Le projet de loi relatif à la déclaration de patrimoine a été adopté hier, à la majorité absolue par les députés de l'Assemblée nationale. Ainsi, ministres, directeurs généraux, ordonnateurs de crédit, élus locaux sont désormais tenus de déclarer leurs biens auprès de l'Office national de lutte contre la fraude et la corruption (OFNAC) avant et après leur prise de fonction.
L'institution de ce mécanisme permet, selon le ministre chargé de la Bonne gouvernance, Abdou Latif Coulibaly, de ''prévenir toute tentative d'enrichissement illicite de gestionnaire de deniers publics et à informer les citoyens sur le comportement de leurs dirigeants publics''.
Si les députés ont unanimement salué cette loi qui est ''venue à son heure'', ils ont été très divisés sur plusieurs questions, notamment sur l'opportunité d'assujettir cette loi aux députés. Hélène Tine, député de la majorité, pense que cette loi ne devrait pas uniquement concerner le président de l'Assemblée nationale et le questeur ; elle devrait s'étendre à tous les députés.
''Nous devons donner l'exemple en tant qu’élus du peuple en nous soumettant à la déclaration de patrimoine, dit l'ancienne porte-parole de l'AFP. Ce serait honteux de laisser le président de la République, par décret, ajouter le député sur la liste des personnes assujetties''. Son collègue Doudou Issa Niasse est aussi d'avis que le député devrait être soumis à la déclaration de patrimoine.
Car, dit-il, ce parlementaire, cumulativement à sa fonction, peut ''exercer des activités connexes'' qui pourraient le placer dans un ''conflit d'intérêts''. Pour parer à cela, le député Djibo Ka propose que la déclaration de patrimoine soit exigée à tout candidat aux élections législatives avant le dépôt des listes.
Une idée à laquelle s'oppose sa collègue, Sokhna Dieng Mbacké qui ne voit pas la pertinence d'une telle proposition puisque ''le député ne gère pas de l'argent''. Autre point d'achoppement, c'est le seuil du milliard de F Cfa qui oblige tout ordonnateur ou administrateur de crédits à souscrire à une déclaration de patrimoine. A ce propos, certains députés trouvent que ce montant est très élevé et pourrait permettre aux maires de petites communes ‘’d'échapper à la loi’’.
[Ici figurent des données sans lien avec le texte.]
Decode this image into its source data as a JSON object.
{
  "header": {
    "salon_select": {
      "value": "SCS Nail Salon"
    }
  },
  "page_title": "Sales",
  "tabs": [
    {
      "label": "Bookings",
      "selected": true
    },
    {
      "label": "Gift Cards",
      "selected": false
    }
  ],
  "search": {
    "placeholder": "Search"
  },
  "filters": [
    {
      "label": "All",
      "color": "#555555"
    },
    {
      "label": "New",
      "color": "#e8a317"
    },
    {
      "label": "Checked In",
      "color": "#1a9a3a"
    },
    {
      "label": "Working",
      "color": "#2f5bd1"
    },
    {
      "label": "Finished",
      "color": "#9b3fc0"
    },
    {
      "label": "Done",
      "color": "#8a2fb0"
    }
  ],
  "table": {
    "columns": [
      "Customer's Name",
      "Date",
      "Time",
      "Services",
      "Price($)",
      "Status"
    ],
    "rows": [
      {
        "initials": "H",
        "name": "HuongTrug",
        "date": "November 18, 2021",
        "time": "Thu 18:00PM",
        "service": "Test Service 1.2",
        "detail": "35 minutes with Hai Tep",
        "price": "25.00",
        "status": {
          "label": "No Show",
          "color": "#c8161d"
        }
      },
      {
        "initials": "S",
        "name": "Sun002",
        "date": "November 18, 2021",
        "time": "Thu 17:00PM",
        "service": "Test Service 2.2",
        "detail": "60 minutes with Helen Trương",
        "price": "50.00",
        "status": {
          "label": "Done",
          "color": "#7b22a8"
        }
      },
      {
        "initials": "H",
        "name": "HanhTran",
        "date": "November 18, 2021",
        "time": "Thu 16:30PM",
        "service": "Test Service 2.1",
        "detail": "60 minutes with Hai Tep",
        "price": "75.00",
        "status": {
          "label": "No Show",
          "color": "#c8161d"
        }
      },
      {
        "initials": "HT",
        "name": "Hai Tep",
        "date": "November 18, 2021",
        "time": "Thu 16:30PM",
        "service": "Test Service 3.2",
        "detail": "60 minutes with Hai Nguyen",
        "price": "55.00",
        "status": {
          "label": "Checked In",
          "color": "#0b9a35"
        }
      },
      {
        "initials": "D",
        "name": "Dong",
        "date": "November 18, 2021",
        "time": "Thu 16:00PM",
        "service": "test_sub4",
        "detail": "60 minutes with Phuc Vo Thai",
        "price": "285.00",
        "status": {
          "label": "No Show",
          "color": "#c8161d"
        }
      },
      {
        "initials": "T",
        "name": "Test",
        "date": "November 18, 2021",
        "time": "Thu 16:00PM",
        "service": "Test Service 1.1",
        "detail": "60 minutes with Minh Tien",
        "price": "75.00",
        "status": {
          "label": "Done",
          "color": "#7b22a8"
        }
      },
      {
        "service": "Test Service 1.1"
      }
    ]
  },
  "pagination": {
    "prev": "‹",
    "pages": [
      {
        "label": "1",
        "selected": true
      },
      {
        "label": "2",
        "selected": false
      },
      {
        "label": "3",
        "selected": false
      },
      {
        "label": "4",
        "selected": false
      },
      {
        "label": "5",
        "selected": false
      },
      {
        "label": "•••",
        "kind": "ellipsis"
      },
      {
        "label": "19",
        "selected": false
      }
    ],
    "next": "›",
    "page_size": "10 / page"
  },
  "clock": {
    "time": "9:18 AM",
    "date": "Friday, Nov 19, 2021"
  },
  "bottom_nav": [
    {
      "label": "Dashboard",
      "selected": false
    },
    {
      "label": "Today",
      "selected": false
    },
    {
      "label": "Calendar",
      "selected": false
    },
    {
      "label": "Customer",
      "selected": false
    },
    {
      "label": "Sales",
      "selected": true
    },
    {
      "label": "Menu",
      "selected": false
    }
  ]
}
Pour eux, certains élus ''s'enrichissent illégalement'' à partir de la vente des terres ''au détriment des populations''. Pour corriger cette ''anomalie'', ces députés ont proposé la réduction du seuil de 250 millions. Le député El Hadji Diouf, pour sa part, s'est insurgé contre la ''soustraction'' des magistrats et des membres de l'OFNAC à la déclaration de patrimoine. Pour le tonitruant avocat, ces derniers ne sont pas exempts de reproches.
''Comme dans tous les corps, il y a des brebis galeuses, dit-il. Il y a des magistrats, il y en a qui sont corrompus. Il ne doit pas y avoir des intouchables dans ce pays.'' Une position défendue par le député Cheikh Seck pour qui les membres de l'OFNAC ''doivent donner l'exemple'' en manière de transparence. En réponse, le ministre Abdou Latif Coulibaly a tenu à préciser que la loi ne protège pas les magistrats mais cible spécifiquement ceux qui ont une ''gestion comptable''.
Il donne le cas du président de la Cour suprême qui est soumis à cette loi. S'agissant du cas des députés, le ministre chargé de la Bonne gouvernance a expliqué que le gouvernement a choisi le président de l'Assemblée nationale et le questeur pour le ''symbole'' qu'ils représentent. Non convaincu, Me El Hadji Diouf, a introduit une demande de renvoi du projet de loi en commission. Une requête que ses collègues ont rejetée.